Most of the people we have worked with are very good teachers. Some were simply trying to improve on an already successful system, while others just wanted to try something new. None of these schools had teachers who didn't care or weren’t working hard. In fact, most were doing everything they could. The problem was usually that the systems in place weren’t helping teachers or students the way everyone hoped. Here’s what we’ve learned.
The Grading Issues Show Up Everywhere
When we walk into a training session, grading is almost always where we start. It’s not because teachers are grading wrong, but because grades aren’t telling a clear story.
Grades Are Being Asked to Do Too Much
In many classrooms, a single grade includes tests and quizzes, notes, homework completion, late penalties, and participation or effort. Everyone thinks they understand how to decipher all of it, but the end result is a grade that’s hard to explain and even harder to defend. Certainly throughout schools, and even within the same departments, students can have very different grading experiences depending on the classroom. This inconsistency creates confusion for students and frustration for teachers.
Compliance Grades Get In The Way Of Communication
Not only do gradebooks frequently over-compensate students for completion grades, participation, and executive functioning skills in general, but they often unfairly punish kids who lack those skills. We could go on and on about how this interferes with the communication the grade is supposed to provide, but the bottom line is that compliance should be separated from the academic element of the grade entirely. When schools recognize this, and how to fix it, then clarity returns.
Too Many Assessments - Too Little Feedback
Teachers often feel pressure to cover more, assess more, go faster, and don’t look back. However, well-designed skill checks give teachers more useful information than a pile of points that don’t identify specific learning gaps. The reality is that without proper feedback and time for reteaching, it really doesn’t matter how much you cover because very little information will be retained. Successful teaching is not about how much you can teach, it’s about how much you can teach well.
What Actually Helps Schools Improve
The schools that start to see real improvement don’t overhaul everything at once. They focus on a few key changes that actually make classrooms work better. They have specific issues they want to address and they simply need an avenue to address those issues.
It Begins With Clarity
One thing we like to ask educators is if they can determine what a grade is supposed to do. What is its purpose? When teachers agree on what students are supposed to learn and how they can communicate that to the students, instruction improves almost immediately.

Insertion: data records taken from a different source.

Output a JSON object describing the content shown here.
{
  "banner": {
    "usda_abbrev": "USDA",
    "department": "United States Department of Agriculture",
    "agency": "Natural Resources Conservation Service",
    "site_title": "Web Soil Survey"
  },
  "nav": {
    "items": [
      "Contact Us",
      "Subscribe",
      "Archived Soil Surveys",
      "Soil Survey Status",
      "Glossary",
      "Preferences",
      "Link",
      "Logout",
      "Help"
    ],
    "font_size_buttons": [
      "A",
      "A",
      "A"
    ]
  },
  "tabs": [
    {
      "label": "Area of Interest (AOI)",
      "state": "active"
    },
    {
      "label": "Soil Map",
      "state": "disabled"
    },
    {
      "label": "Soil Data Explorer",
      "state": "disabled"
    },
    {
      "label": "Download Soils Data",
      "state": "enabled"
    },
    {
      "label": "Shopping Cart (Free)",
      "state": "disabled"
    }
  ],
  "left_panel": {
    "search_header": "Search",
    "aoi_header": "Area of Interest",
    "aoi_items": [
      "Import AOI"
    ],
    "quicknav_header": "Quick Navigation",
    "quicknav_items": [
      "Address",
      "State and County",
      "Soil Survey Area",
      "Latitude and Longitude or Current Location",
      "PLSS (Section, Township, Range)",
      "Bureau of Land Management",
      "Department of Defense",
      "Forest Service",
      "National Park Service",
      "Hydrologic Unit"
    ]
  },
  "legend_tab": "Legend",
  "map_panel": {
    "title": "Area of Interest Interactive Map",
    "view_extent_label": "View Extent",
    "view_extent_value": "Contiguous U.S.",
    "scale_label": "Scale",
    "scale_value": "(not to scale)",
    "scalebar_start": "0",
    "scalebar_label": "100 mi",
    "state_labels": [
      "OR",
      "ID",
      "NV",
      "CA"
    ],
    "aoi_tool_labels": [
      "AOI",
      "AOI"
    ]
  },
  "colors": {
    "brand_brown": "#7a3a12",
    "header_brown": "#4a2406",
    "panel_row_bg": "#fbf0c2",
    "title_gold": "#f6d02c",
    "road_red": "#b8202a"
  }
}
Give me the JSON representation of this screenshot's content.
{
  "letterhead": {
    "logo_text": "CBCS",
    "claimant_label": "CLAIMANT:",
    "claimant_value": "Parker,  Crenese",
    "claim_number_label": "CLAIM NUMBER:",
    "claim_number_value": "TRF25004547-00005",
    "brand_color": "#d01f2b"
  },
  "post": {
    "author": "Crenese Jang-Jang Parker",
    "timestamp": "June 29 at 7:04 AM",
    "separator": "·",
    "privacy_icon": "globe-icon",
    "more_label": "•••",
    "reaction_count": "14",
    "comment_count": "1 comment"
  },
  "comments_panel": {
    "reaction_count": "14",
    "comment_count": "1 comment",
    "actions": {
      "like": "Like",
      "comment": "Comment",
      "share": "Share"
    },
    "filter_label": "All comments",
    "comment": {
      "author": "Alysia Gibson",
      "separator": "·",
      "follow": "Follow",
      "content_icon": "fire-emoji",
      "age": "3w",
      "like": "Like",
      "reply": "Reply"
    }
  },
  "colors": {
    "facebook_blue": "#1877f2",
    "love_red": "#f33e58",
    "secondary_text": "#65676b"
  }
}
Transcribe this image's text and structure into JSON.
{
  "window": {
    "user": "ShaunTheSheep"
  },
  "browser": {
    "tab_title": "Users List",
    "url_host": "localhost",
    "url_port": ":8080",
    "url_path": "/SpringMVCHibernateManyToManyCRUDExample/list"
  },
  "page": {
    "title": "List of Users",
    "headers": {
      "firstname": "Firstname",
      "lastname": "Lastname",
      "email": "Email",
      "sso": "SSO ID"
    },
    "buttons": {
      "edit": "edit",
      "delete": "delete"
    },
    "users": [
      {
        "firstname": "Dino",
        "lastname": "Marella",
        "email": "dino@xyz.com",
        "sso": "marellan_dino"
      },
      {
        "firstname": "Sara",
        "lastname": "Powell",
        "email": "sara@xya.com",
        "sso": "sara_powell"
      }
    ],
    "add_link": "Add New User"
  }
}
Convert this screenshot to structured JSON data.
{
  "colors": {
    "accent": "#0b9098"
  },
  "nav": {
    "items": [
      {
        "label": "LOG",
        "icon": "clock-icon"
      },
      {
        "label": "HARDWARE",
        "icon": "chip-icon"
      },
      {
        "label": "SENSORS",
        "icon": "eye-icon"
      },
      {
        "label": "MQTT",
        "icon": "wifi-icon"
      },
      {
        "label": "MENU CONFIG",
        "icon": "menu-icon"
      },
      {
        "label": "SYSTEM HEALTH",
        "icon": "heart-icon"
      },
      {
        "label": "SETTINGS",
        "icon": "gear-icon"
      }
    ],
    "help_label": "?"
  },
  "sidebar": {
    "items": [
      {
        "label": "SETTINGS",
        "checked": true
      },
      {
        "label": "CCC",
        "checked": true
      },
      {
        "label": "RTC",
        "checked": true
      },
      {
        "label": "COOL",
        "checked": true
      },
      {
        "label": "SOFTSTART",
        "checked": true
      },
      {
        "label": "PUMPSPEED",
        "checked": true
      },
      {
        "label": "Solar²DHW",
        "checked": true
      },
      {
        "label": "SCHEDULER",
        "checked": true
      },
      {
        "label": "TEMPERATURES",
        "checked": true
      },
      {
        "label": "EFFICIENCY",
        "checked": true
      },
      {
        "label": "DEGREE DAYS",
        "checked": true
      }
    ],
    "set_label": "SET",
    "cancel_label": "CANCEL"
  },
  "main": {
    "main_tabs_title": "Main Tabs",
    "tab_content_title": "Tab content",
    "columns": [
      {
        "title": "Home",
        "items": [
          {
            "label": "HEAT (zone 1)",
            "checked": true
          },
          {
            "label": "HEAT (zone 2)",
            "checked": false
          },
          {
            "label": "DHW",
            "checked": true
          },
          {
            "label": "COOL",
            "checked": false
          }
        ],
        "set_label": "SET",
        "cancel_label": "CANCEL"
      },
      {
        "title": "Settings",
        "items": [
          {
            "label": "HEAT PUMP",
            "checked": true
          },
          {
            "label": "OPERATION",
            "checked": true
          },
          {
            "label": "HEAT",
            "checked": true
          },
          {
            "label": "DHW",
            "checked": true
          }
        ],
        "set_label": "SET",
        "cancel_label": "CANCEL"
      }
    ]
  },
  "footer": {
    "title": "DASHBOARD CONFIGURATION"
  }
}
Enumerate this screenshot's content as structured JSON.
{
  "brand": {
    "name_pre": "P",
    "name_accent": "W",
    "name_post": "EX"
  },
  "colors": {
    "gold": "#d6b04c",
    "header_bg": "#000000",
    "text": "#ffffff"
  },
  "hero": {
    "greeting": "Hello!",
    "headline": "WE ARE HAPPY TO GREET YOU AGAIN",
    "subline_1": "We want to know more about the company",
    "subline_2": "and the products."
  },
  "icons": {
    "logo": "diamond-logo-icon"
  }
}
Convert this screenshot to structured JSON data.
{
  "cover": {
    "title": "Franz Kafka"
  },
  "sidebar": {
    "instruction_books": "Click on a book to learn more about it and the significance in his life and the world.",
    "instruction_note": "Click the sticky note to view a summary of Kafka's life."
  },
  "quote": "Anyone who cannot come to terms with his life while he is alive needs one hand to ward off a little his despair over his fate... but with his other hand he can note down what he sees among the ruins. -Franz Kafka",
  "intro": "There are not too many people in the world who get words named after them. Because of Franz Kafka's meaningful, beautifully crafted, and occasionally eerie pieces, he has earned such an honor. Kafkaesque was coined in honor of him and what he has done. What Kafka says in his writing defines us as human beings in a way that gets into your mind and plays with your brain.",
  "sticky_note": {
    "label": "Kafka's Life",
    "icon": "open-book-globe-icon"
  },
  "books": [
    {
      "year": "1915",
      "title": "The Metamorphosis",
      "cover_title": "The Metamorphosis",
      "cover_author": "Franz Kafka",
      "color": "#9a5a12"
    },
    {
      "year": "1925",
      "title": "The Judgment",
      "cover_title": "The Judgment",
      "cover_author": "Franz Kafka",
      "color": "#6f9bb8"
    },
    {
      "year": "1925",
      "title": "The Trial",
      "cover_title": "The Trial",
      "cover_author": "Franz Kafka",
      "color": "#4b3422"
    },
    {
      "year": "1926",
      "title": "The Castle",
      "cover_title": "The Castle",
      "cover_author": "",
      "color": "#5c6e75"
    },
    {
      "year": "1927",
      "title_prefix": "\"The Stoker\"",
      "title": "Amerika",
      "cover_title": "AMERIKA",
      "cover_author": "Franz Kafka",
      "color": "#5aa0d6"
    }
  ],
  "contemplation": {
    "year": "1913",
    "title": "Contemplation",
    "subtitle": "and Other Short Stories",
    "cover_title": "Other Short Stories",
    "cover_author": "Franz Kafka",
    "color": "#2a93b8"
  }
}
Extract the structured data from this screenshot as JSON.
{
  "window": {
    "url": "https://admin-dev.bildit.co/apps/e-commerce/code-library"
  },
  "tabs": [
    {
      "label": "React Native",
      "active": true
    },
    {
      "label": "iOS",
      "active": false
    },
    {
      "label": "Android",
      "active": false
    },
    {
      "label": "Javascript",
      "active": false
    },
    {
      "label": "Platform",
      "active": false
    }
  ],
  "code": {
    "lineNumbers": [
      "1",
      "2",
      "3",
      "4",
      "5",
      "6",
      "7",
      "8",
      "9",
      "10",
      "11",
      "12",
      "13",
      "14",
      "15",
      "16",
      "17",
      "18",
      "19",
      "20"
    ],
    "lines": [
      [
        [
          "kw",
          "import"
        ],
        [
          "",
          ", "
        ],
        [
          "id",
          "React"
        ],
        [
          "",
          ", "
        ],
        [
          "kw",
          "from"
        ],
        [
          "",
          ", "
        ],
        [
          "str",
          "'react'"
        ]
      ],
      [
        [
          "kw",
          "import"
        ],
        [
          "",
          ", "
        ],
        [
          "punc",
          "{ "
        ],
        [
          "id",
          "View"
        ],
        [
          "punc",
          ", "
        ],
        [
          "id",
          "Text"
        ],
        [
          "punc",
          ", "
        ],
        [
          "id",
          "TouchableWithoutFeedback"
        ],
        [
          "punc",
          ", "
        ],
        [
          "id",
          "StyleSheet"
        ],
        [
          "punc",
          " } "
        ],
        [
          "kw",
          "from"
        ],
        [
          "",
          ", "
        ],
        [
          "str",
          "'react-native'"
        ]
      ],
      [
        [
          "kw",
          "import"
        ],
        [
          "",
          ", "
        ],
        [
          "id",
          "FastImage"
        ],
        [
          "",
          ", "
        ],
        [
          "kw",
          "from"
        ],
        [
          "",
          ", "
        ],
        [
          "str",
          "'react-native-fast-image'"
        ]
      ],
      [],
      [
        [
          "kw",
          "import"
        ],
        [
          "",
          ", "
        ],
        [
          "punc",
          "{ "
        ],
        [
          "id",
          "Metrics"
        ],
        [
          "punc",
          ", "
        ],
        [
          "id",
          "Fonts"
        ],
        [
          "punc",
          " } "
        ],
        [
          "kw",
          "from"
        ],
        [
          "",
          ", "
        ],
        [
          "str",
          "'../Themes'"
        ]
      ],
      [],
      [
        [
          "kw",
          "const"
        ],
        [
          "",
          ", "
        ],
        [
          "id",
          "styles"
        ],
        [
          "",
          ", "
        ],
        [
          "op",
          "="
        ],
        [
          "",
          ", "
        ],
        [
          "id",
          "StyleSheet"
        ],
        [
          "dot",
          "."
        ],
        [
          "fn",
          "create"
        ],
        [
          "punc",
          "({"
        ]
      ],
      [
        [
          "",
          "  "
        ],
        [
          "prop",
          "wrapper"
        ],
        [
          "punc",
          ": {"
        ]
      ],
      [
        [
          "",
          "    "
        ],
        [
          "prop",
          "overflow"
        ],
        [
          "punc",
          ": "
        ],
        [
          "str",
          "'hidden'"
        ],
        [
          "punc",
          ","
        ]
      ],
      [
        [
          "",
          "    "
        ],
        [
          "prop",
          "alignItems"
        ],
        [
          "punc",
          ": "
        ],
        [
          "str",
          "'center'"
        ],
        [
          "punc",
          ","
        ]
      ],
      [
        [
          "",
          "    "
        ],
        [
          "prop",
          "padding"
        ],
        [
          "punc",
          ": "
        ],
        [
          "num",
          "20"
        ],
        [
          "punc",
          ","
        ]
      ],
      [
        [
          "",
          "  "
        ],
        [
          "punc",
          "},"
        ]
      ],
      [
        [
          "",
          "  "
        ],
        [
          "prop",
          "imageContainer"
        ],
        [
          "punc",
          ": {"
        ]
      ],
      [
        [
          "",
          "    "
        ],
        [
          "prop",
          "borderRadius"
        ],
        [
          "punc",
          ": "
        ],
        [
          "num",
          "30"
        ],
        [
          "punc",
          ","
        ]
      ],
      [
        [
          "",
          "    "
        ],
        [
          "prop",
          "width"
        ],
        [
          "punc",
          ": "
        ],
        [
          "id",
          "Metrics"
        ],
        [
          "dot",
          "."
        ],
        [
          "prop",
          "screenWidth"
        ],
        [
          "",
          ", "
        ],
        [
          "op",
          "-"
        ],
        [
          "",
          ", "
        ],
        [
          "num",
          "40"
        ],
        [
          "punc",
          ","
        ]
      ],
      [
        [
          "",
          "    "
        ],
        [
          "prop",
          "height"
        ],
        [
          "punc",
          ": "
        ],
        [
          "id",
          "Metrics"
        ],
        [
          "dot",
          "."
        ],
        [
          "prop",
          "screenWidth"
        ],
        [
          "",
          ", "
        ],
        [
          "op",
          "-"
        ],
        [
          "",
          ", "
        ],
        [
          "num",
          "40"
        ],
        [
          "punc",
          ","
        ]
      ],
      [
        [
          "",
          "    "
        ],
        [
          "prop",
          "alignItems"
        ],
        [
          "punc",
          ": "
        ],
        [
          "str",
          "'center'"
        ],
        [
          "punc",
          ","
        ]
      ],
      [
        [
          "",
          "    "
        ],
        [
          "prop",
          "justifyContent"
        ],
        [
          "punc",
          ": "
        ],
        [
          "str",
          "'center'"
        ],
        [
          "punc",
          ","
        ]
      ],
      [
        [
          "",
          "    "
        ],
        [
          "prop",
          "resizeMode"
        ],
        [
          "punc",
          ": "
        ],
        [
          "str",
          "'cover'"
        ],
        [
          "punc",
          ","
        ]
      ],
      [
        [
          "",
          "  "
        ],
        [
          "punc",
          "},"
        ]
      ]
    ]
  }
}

Teachers Need Systems That Save Time
If a grading change creates more work, it won’t last. The schools that make progress use systems that reduce arguments over grades, cut down on busywork, and make retakes manageable.
Common Misconceptions
Misconception #1: You Have to Blow Up the Grading System
Improving grading does not require abandoning traditional grades altogether. We still use a traditional grading scale in our school. A standards-based mindset within a traditional grading scale is often the most realistic place to start.
Misconception #2: You Have To Abandon Your Old Beliefs
There’s nothing wrong with hanging on to practices that have worked for your students. But you need to reflect on all of your teaching practices with a critical eye. Keep in mind, there’s a difference between what works and what you like. Trying something new doesn’t inherently mean you have to overhaul your entire system.
Misconception #3: Kids Don’t Care About Learning And They Will Always Manipulate The System
Actually, we would agree that many kids will often look for the easiest path to an A. But if we can create a system whose easy path travels directly through learning and retention of academic standards, then it's a win-win for everybody.
What We’ve Come to Believe
Throughout our travels as providers of professional development, every school we’ve worked with has strong teachers who want their students to succeed. The issue is rarely effort. It’s clarity.
When grades reflect learning instead of compliance, students engage more. When teachers know exactly what they’re assessing, instruction improves. And when systems make sense, schools can actually sustain change. It really is that simple.